Der Titel liegt derzeit 25,6 % unter der 100-Tage-Linie und 35,3 % unter dem GD200. Damit befindet sich die Aktie aus charttechnischer Sicht weiterhin klar im Abwärtstrend. Dies bestätigen auch Chartanalysten, die zunächst eine Rückeroberung der Marke von 1.000 Euro als wichtiges Signal erwarten.

Wie schnell kann sich das wenden?

Rheinmetall ist damit aktuell vergleichsweise schwach positioniert, was die Börsenentwicklung betrifft. Tatsächlich dürfte der Markt die Aktie kurzfristig kaum spontan nach oben treiben. Viele Anleger zeigen sich weiterhin enttäuscht über die Ergebnisse des NATO-Gipfels. Dort wurde deutlich, dass künftig stärker auf Drohnensysteme sowie Präzisionswaffen gesetzt werden soll. Rheinmetall müsse in diesen Bereichen weiter aufholen, so die Einschätzung einiger Marktbeobachter.

Allerdings sehen Analysten derzeit eher eine deutliche Unterbewertung des Unternehmens. Am 6. August wird Rheinmetall die Quartalszahlen vorlegen. Dabei wird erwartet, dass die im ersten Quartal verfehlten Umsatzerwartungen zumindest teilweise kompensiert werden können. Mit Spannung wird daher verfolgt werden, wie der Markt auf die neuen Zahlen reagiert.

Die Aktie hat inzwischen eine vergleichsweise niedrige Bewertung erreicht, obwohl das Unternehmen fortlaufend neue Aufträge und Projekte gewinnt. Zuletzt erhielt Rheinmetall beispielsweise einen Auftrag aus Großbritannien mit einem Volumen von annähernd einer Milliarde Euro. Hinzu kommt die Vereinbarung mit Lockheed Martin über die Produktion amerikanischer ATACMS-Raketen in Deutschland.

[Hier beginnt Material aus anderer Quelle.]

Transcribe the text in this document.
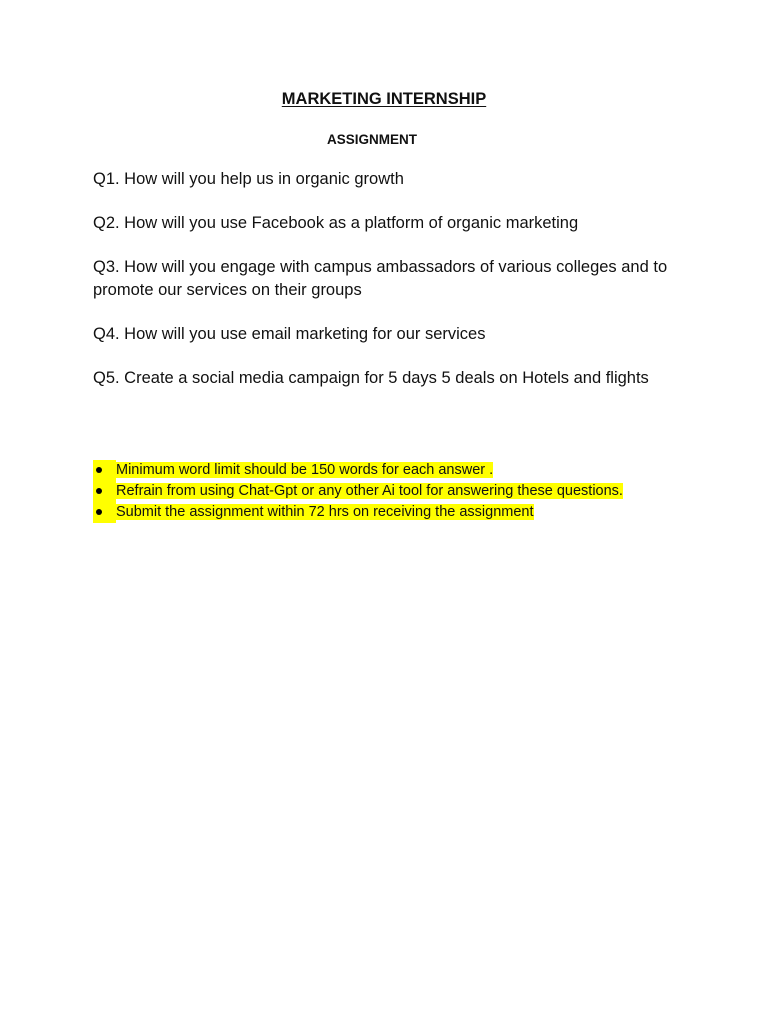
MARKETING INTERNSHIP
ASSIGNMENT

Q1. How will you help us in organic growth

Q2. How will you use Facebook as a platform of organic marketing

Q3. How will you engage with campus ambassadors of various colleges and to promote our services on their groups

Q4. How will you use email marketing for our services

Q5. Create a social media campaign for 5 days 5 deals on Hotels and flights

Minimum word limit should be 150 words for each answer .
Refrain from using Chat-Gpt or any other Ai tool for answering these questions.
Submit the assignment within 72 hrs on receiving the assignment
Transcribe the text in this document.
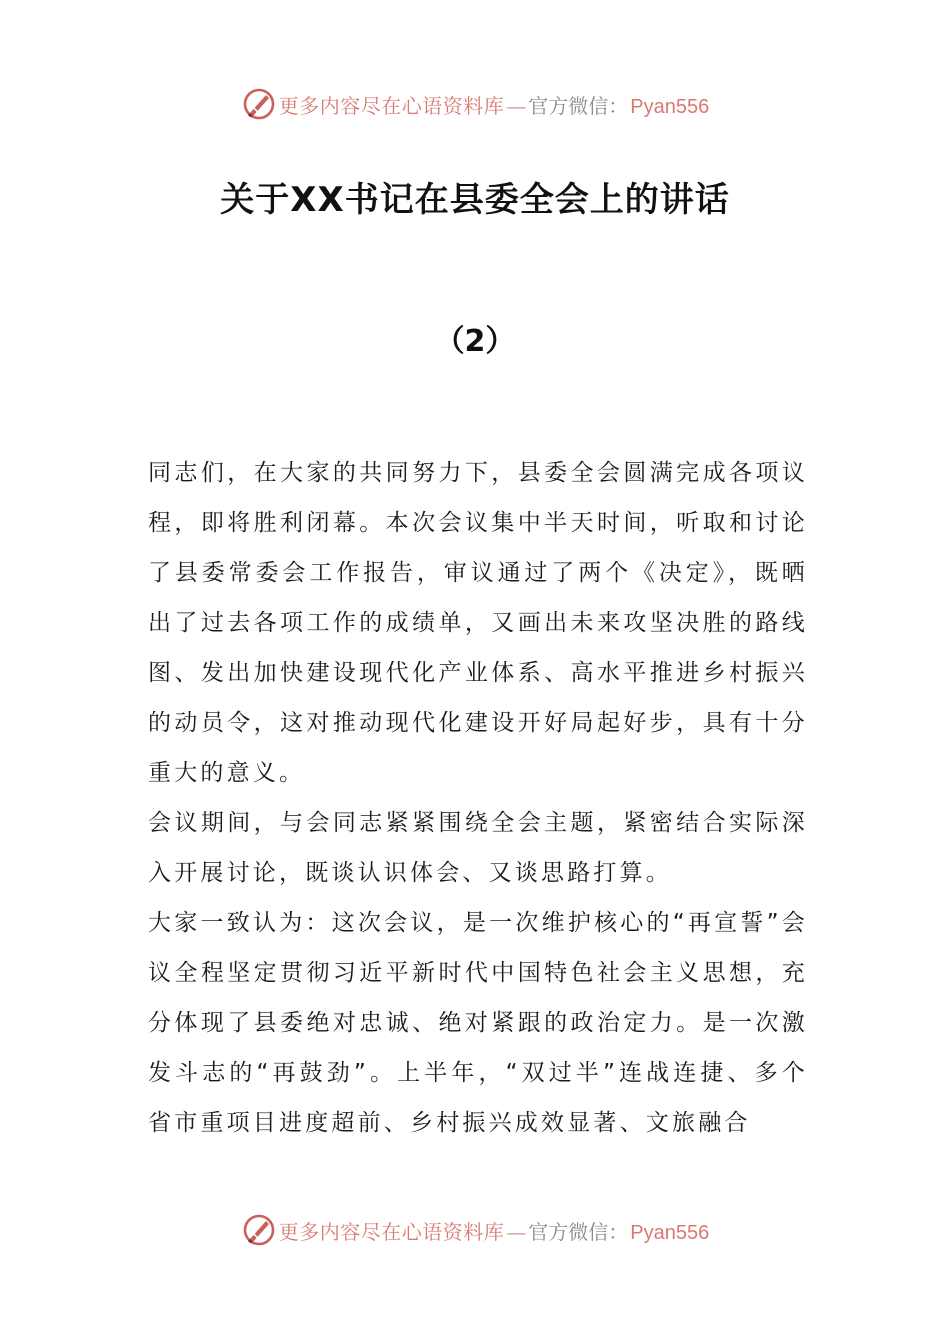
更多内容尽在心语资料库 — 官方微信： Pyan556
关于XX书记在县委全会上的讲话
（2）

同志们，在大家的共同努力下，县委全会圆满完成各项议程，即将胜利闭幕。本次会议集中半天时间，听取和讨论了县委常委会工作报告，审议通过了两个《决定》，既晒出了过去各项工作的成绩单，又画出未来攻坚决胜的路线图、发出加快建设现代化产业体系、高水平推进乡村振兴的动员令，这对推动现代化建设开好局起好步，具有十分重大的意义。

会议期间，与会同志紧紧围绕全会主题，紧密结合实际深入开展讨论，既谈认识体会、又谈思路打算。

大家一致认为：这次会议，是一次维护核心的“再宣誓”会议全程坚定贯彻习近平新时代中国特色社会主义思想，充分体现了县委绝对忠诚、绝对紧跟的政治定力。是一次激发斗志的“再鼓劲”。上半年，“双过半”连战连捷、多个省市重项目进度超前、乡村振兴成效显著、文旅融合

更多内容尽在心语资料库 — 官方微信： Pyan556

Diese Kooperation dürfte für Rheinmetall auch einen Imagegewinn bedeuten. Gleichzeitig erhält das Unternehmen Zugang zu US-Raketentechnologie, die als besonders fortschrittlich gilt. Damit dürfte sich auch die technologische Basis von Rheinmetall über die klassischen Landsysteme hinaus weiterentwickeln. Insofern wird die neue Schwerpunktsetzung der NATO zumindest teilweise bereits aufgegriffen.

Analysten sind insgesamt deutlich weniger skeptisch als der Markt. Das durchschnittliche Kursziel liegt derzeit bei 1.693,51 Euro. Selbst die Analysten, die ihre Kursziele zuletzt gesenkt haben, sehen damit weiterhin erhebliches Potenzial für die Aktie.